The Tandem Group’s final results for 2017 report a significant leap in profitability for the Dawes parent, which recorded net profits rising like-for like from £777,000 in 2016 to £1,744,000 in 2017.
Having dodged the fallout of Toys R Us collapsing by settling its business with the toys giant ahead of the UK arm’s closure, the group’s heavy restructuring of its bicycle operations, including the merging of brands, has seen the group issue a cautiously optimistic outlook for the year ahead.
Having streamlined the portfolio and stock holding in a bid to drill down to the profitable lines for Tandem and its partners, the firm is soon to relaunch Dawes and Claud Butler, according to the statement.
A value for money British Eagle offering, paired with the success of the children’s brand Squish, are hoped to continue to prove useful to independent bike shop partners “despite a difficult backdrop in the UK,” says the statement on the next 12 months.

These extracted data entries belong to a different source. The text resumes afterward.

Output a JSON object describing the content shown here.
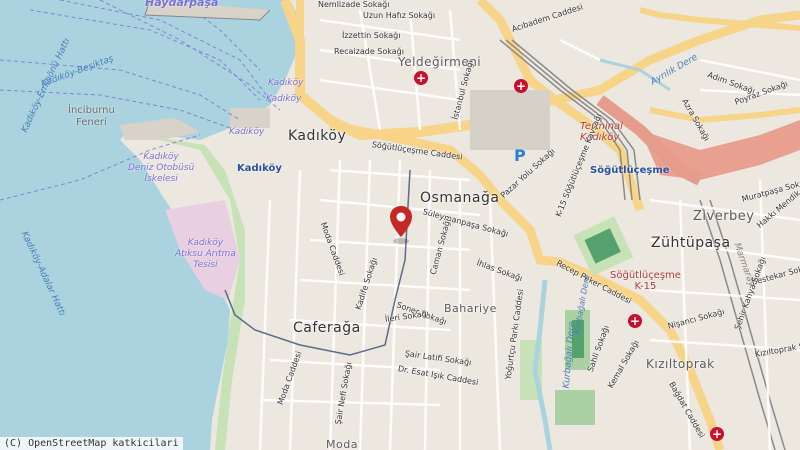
{
  "map": {
    "marker": "map-pin-icon",
    "attribution": "(C) OpenStreetMap katkicilari",
    "districts": {
      "kadikoy": "Kadıköy",
      "osmanaga": "Osmanağa",
      "caferaga": "Caferağa",
      "zuhtupasa": "Zühtüpaşa",
      "ziverbey": "Ziverbey",
      "yeldegirmeni": "Yeldeğirmeni",
      "kiziltoprak": "Kızıltoprak",
      "bahariye": "Bahariye",
      "haydarpasa": "Haydarpaşa",
      "moda": "Moda"
    },
    "pois": {
      "incirburnu": "İnciburnu\nFeneri",
      "otobus": "Kadıköy\nDeniz Otobüsü\nİskelesi",
      "aritma": "Kadıköy\nAtıksu Arıtma\nTesisi",
      "kadikoy_stop": "Kadıköy",
      "terminal": "Terminal\nKadıköy",
      "sogutlucesme_station": "Söğütlüçeşme",
      "k15a": "Söğütlüçeşme\nK-15",
      "kadikoy_ferry1": "Kadıköy",
      "kadikoy_ferry2": "Kadıköy",
      "kadikoy_ferry3": "Kadıköy"
    },
    "ferry_routes": {
      "r1": "Kadıköy-Eminönü Hattı",
      "r2": "Kadıköy-Adalar Hattı",
      "r3": "Kadıköy-Beşiktaş"
    },
    "streets": {
      "sogutlucesme": "Söğütlüçeşme Caddesi",
      "sogutlucesme_kavsagi": "K-15 Söğütlüçeşme Kavşağı",
      "recep": "Recep Peker Caddesi",
      "pazar": "Pazar Yolu Sokağı",
      "acibadem": "Acıbadem Caddesi",
      "dr_esat": "Dr. Esat Işık Caddesi",
      "sair_latifi": "Şair Latifi Sokağı",
      "soner": "Soner Sokağı",
      "ileri": "İleri Sokağı",
      "suleymanpasa": "Süleymanpaşa Sokağı",
      "ihlas": "İhlas Sokağı",
      "moda": "Moda Caddesi",
      "moda2": "Moda Caddesi",
      "yogurtcu": "Yoğurtçu Parkı Caddesi",
      "nisanci": "Nişancı Sokağı",
      "bagdat": "Bağdat Caddesi",
      "sair_nefi": "Şair Nefi Sokağı",
      "kadife": "Kadife Sokağı",
      "caman": "Caman Sokağı",
      "uzun_hafiz": "Uzun Hafız Sokağı",
      "izzettin": "İzzettin Sokağı",
      "recaizade": "Recaizade Sokağı",
      "nemlizade": "Nemlizade Sokağı",
      "istanbul": "İstanbul Sokağı",
      "adim": "Adım Sokağı",
      "poyraz": "Poyraz Sokağı",
      "azra": "Azra Sokağı",
      "murat": "Muratpaşa Sokağı",
      "kiziltoprak_st": "Kızıltoprak Sokağı",
      "sahli": "Sahli Sokağı",
      "kemal": "Kemal Sokağı",
      "bestekar": "Bestekar Sokağı",
      "hakki": "Hakkı Mendik Sokağı",
      "sehir": "Şehir Kahya Sokağı",
      "marmaray": "Marmaray",
      "ayrilik": "Ayrılık Dere",
      "kurbagali": "Kurbağalı Dere",
      "kurbagali2": "Kurbağalı Dere",
      "bahariye_st": "Bahariye",
      "moda_st": "Moda"
    }
  }
}
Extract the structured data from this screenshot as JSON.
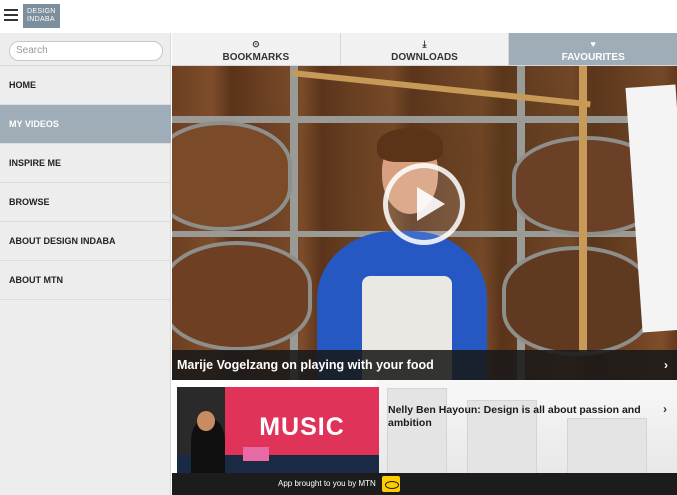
{
  "header": {
    "logo_line1": "DESIGN",
    "logo_line2": "INDABA",
    "menu_icon": "hamburger-menu-icon"
  },
  "sidebar": {
    "search_placeholder": "Search",
    "items": [
      {
        "label": "HOME",
        "active": false
      },
      {
        "label": "MY VIDEOS",
        "active": true
      },
      {
        "label": "INSPIRE ME",
        "active": false
      },
      {
        "label": "BROWSE",
        "active": false
      },
      {
        "label": "ABOUT DESIGN INDABA",
        "active": false
      },
      {
        "label": "ABOUT MTN",
        "active": false
      }
    ]
  },
  "tabs": [
    {
      "label": "BOOKMARKS",
      "icon": "bookmark-icon",
      "glyph": "⊙",
      "active": false
    },
    {
      "label": "DOWNLOADS",
      "icon": "download-icon",
      "glyph": "⤓",
      "active": false
    },
    {
      "label": "FAVOURITES",
      "icon": "heart-icon",
      "glyph": "♥",
      "active": true
    }
  ],
  "main": {
    "featured": {
      "title": "Marije Vogelzang on playing with your food",
      "chevron": "›"
    },
    "list": [
      {
        "title": "Nelly Ben Hayoun: Design is all about passion and ambition",
        "thumbnail_text": "MUSIC",
        "chevron": "›"
      }
    ]
  },
  "footer": {
    "text": "App brought to you by MTN"
  },
  "colors": {
    "accent": "#9eadb7",
    "logo_bg": "#7d8f9c",
    "footer_bg": "#1c1c1c",
    "mtn_yellow": "#ffcc00"
  }
}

Restructuring remains ongoing, according to group chairman Mervyn Keene who said in the statement: “During the course of the year we expect to develop our direct to consumer websites further and recruit in the areas of product development and marketing in order to bring more new and innovative products to market. Our use of automated technology in our operations, logistics and distribution will continue to be streamlined to enable an ever more efficient process from customer order to dispatch and delivery.”
Total revenues actually decreased by 4% accounting for the bicycle division restructuring during 2017, falling to £36,837,000. Operating profits before costs and taxation rose to £2,401,000 compared to £1,379,000 the year prior, while gross profits increased 9% to £10,887,000.
Among other factors enhancing the business’ profitability, renegotiation of supplier contracts, discontinuing underperforming lines and introducing new lines contributed to the positive results.